THEC Announces Record-Breaking Year of Tennessee Promise Students2022 Report Released on Impact of State’s Last-Dollar Scholarship Program Big Momentum Year for Class of 2023 Begins
FOR IMMEDIATE RELEASE
Nashville, Tenn. - The Tennessee Higher Education Commission (THEC) recently launched a state-level vision and initiative to create a momentum-building year with key goals to increase the college-going rate and better align education to meet the state’s growing workforce needs.
As an early indicator for the momentum year, a record-breaking number of students applied for Tennessee Promise program in the most recent application cycle that closed on November 1, 2022.
Preliminary data for the High School Class of 2023 show that 64,612 high school seniors applied for Tennessee Promise, the most in the program’s history to date.
The Tennessee Promise program includes a last-dollar scholarship that provides recent high school graduates the opportunity to complete an associate degree or certificate program free of tuition and mandatory fees at a public community college, a Tennessee College of Applied Technology (TCAT), or a public or private university with an eligible associate degree program. As a last-dollar scholarship, Tennessee Promise funds the remaining balance of tuition and mandatory fees after all other gift aid has been applied. The program pairs Tennessee Promise students with a mentor and support through the state’s partnering organizations, tnAchieves and The Ayers Foundation.

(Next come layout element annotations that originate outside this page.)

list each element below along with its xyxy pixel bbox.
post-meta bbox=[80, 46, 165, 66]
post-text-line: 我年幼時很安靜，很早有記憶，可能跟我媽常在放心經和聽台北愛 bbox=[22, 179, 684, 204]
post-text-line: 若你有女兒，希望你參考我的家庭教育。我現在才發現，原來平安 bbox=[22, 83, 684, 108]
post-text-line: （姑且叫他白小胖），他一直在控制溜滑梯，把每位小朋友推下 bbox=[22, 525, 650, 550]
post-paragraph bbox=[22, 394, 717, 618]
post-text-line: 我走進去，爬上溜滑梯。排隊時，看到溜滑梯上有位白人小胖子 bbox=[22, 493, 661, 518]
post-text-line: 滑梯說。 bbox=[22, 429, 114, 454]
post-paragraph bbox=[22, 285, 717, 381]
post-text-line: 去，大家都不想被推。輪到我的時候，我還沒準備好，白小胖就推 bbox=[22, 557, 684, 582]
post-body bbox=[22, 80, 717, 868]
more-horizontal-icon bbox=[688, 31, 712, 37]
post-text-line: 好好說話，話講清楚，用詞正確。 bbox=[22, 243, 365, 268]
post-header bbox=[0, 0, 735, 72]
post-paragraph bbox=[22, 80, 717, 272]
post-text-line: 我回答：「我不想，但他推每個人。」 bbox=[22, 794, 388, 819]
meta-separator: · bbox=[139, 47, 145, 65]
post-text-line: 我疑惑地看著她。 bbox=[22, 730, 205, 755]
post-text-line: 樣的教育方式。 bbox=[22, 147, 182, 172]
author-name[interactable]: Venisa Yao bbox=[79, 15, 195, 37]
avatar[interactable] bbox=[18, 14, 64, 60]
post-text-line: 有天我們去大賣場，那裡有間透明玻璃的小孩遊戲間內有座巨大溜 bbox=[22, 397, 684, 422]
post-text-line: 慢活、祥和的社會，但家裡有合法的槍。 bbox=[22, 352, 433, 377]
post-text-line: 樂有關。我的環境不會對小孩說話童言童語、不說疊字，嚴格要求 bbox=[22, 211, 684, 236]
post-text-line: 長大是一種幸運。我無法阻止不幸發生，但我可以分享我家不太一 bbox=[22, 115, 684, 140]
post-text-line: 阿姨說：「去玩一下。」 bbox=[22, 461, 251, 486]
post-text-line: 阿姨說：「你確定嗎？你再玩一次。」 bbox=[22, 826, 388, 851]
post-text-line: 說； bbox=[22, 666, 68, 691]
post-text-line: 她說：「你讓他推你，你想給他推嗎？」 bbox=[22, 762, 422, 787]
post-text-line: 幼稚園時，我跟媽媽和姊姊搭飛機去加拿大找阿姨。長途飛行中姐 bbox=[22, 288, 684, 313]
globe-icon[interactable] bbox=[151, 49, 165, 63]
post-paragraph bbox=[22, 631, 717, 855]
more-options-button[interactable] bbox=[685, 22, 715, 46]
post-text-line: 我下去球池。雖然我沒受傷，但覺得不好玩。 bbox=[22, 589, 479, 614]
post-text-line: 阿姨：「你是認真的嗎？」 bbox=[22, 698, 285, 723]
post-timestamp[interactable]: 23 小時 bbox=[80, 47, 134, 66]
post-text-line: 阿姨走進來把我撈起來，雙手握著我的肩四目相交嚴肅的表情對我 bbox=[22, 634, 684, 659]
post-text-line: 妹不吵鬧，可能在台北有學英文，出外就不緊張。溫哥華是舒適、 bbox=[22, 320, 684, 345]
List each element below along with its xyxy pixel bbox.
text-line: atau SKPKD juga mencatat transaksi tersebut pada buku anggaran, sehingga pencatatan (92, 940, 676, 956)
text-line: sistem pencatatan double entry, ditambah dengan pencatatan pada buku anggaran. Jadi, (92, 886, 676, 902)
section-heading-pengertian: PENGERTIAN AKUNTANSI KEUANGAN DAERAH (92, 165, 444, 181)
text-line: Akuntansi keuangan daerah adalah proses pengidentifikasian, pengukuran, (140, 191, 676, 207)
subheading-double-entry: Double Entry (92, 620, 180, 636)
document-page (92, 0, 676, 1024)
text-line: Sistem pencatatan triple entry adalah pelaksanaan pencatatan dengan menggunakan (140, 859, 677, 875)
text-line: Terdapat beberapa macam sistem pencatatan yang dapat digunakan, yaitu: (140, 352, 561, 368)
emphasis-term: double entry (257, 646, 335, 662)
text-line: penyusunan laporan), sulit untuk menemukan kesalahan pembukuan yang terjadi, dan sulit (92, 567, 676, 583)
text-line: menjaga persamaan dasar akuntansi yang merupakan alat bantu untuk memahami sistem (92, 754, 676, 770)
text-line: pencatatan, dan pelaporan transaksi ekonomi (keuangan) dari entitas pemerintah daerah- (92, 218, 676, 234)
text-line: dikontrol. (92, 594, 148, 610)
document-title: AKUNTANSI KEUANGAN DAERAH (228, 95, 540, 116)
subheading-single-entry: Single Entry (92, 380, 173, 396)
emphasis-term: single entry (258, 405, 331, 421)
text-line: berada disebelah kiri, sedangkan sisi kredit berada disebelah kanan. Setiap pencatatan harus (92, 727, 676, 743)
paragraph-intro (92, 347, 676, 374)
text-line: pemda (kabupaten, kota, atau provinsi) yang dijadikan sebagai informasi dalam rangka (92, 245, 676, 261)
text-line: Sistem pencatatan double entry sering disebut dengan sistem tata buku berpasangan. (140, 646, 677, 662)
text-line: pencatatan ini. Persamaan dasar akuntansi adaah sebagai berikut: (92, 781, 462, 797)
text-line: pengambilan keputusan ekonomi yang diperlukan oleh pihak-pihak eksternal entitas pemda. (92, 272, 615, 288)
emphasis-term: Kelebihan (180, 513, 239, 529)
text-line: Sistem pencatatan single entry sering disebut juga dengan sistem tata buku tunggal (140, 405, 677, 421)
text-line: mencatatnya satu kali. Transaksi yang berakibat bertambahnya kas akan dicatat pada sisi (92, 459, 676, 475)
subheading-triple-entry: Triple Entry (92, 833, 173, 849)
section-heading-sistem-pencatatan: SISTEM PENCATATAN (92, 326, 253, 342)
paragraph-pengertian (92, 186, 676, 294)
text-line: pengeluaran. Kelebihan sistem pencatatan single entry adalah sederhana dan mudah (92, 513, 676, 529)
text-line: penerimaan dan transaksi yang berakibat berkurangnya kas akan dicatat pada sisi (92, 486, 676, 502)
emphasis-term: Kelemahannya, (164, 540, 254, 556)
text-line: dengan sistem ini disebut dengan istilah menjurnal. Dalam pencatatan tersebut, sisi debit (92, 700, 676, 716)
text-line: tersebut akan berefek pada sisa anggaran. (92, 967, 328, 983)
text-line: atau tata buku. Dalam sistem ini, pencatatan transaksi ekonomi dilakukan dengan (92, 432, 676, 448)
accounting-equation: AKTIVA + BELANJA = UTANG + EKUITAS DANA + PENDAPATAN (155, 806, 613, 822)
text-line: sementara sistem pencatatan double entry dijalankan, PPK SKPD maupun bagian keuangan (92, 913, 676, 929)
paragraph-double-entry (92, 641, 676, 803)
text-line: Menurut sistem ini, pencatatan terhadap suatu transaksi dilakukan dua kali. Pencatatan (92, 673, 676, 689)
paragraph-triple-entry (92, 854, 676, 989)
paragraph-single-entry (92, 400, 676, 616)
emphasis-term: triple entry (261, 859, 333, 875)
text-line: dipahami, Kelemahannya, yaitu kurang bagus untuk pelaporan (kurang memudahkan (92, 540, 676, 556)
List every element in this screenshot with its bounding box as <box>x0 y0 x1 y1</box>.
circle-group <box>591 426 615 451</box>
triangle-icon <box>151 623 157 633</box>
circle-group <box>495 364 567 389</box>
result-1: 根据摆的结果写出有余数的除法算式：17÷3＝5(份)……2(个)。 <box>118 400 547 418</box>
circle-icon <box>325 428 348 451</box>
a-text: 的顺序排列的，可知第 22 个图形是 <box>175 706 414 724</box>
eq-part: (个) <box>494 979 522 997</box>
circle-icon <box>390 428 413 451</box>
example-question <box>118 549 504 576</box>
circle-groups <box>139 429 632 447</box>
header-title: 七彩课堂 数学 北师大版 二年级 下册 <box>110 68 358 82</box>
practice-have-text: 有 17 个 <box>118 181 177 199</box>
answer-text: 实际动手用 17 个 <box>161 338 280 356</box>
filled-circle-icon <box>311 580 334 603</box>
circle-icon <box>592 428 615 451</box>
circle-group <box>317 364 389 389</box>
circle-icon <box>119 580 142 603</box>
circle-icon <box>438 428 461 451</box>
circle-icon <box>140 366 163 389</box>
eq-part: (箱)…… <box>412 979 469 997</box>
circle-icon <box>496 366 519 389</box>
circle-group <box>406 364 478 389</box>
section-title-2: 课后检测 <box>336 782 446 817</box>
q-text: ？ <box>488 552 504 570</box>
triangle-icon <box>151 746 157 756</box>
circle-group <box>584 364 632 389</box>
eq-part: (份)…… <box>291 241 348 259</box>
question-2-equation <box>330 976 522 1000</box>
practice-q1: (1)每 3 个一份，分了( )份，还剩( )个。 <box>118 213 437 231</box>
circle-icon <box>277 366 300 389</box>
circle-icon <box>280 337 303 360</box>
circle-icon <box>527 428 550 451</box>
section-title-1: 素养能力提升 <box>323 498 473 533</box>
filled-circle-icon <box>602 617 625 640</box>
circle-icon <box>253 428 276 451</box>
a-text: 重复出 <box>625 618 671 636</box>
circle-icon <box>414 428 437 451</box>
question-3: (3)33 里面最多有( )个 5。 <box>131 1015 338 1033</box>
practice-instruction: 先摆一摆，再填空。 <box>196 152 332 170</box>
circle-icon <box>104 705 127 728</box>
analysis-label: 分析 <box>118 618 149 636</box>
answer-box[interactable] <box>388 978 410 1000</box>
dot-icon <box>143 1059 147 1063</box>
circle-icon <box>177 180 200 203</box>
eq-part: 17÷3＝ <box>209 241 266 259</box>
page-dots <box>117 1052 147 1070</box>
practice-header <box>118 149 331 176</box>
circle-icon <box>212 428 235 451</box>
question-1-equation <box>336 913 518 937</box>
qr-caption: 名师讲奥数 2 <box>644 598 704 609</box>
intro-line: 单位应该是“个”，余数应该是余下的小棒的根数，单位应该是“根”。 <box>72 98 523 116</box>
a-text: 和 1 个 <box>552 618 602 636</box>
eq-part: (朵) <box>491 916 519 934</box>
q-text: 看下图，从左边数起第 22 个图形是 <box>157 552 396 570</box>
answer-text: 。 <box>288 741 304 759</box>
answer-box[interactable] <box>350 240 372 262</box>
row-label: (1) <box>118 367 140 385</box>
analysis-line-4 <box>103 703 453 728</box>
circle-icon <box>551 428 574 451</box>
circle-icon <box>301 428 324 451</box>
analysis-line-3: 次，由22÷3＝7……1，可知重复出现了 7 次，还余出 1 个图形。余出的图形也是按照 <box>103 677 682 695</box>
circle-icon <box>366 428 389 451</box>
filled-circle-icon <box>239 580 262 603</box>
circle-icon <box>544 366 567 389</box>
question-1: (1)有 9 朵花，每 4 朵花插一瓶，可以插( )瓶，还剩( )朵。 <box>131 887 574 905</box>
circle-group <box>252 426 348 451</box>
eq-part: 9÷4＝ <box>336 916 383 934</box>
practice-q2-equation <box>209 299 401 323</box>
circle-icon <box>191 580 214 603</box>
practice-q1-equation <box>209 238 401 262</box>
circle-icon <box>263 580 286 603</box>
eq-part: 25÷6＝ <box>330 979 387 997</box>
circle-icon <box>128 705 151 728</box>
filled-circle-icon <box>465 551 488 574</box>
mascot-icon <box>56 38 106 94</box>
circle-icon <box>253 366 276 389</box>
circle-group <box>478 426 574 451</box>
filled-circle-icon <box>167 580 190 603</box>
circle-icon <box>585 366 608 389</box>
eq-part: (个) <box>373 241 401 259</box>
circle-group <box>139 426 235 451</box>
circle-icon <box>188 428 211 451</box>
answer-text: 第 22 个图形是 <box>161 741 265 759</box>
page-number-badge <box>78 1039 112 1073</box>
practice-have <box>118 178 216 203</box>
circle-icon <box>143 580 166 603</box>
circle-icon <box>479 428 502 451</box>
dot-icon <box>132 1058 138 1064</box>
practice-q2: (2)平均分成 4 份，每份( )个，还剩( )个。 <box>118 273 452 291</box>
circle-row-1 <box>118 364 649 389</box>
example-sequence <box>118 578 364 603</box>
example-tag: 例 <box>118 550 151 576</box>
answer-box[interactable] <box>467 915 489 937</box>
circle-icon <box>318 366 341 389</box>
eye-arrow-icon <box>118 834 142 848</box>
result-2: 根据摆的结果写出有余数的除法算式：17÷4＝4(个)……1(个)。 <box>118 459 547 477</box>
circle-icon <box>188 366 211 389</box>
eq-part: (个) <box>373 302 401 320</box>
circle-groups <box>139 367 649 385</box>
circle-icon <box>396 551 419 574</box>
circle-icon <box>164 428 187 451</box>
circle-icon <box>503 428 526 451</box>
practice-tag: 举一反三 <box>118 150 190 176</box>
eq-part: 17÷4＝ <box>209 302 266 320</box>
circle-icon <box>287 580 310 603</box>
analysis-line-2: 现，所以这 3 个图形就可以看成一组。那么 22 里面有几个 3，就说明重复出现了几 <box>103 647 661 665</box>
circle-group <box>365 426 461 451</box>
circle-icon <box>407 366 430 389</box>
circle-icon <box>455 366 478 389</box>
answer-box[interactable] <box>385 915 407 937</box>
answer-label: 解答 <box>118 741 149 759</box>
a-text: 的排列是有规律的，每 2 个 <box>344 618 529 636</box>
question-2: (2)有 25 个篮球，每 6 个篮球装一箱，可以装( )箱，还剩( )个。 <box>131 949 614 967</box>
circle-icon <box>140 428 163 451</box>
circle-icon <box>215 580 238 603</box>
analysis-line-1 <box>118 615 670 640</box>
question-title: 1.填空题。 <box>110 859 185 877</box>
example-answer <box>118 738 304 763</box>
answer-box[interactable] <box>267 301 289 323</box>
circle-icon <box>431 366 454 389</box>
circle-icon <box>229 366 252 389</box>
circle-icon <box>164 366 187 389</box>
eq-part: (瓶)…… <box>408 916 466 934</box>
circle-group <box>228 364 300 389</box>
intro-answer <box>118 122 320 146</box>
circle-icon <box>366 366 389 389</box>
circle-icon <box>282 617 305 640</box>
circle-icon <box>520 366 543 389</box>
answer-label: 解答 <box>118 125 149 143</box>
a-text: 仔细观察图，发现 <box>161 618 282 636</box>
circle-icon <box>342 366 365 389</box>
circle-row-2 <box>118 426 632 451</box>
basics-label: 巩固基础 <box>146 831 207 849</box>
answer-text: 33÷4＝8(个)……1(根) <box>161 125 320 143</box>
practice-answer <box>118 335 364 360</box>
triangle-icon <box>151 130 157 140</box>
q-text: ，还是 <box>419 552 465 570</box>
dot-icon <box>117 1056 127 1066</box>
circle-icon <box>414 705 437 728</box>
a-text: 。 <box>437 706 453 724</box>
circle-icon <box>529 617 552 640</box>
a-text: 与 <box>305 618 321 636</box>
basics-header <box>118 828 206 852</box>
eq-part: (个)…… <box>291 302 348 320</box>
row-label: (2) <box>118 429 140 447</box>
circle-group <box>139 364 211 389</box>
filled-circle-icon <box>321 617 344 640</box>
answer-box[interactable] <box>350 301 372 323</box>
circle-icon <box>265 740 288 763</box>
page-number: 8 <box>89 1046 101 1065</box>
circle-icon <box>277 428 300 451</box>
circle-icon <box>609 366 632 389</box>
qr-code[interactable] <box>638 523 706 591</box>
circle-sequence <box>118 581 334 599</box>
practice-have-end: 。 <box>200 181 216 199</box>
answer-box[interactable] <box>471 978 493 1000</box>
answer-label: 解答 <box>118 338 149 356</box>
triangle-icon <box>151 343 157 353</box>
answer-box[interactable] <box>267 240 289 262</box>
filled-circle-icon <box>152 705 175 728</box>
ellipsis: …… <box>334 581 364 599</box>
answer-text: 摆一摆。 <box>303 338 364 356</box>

Each year, THEC produces a report outlining the impact of Tennessee Promise. The annual report presents descriptive data on Tennessee Promise applicants and students, student outcomes, student transfer behavior, and program finances. Today, THEC released the Tennessee Promise Annual Report for 2022 with several key findings:
- Since inception, over 123,000 Tennessee Promise students have received over $181 million in scholarships to alleviate college costs.
- Over 31,000 Tennessee Promise students have earned a credential since the program began. This translates to 47.9% of cohort one, 45.3% of cohort two, 40.8% of cohort three, and 35.1% of cohort four earning a credential. Like with transfer, the number of degrees earned will continue to grow as the program matures.
- Over 15,000 Tennessee Promise students have transferred to a four-year Tennessee public university to continue their education. This number continues to grow as the Promise program matures.
- The 2021 decline in Tennessee Promise student enrollment is consistent with declines in college-going observed for the Class of 2021 overall, as found in THEC’s College Going and the Class of 2021 Report.
Major Momentum Year for the Class of 2023 is Growing
Last week, THEC completed a series of regional meetings across the state to share the state-level goals, to garner buy-in, and to discuss localized college-going rate data and strategies to support student success with local education agencies, higher education institutions, business and industry and workforce development leaders, and community-based organizations.
In total, THEC hosted and engaged with more than 500 leaders and participants during the regional meetings. THEC will continue to collect, analyze, and outline the key learnings from the momentum year and determine and release recommendations to build on the momentum with a new long-term vision and attainment goal for the state.
With Tennessee’s college-going rate trending downward over the past five years, the entire state is coming together to take swift action to inform and engage more students with the many educational and job training options they have after high school.
ABOUT THEC: The Tennessee Higher Education Commission is relentlessly focused on increasing the number of Tennesseans with a post secondary credential. THEC pursues this goal by innovating for student access and success, creating a policy environment conducive to increased degree attainment, and protecting students and consumers.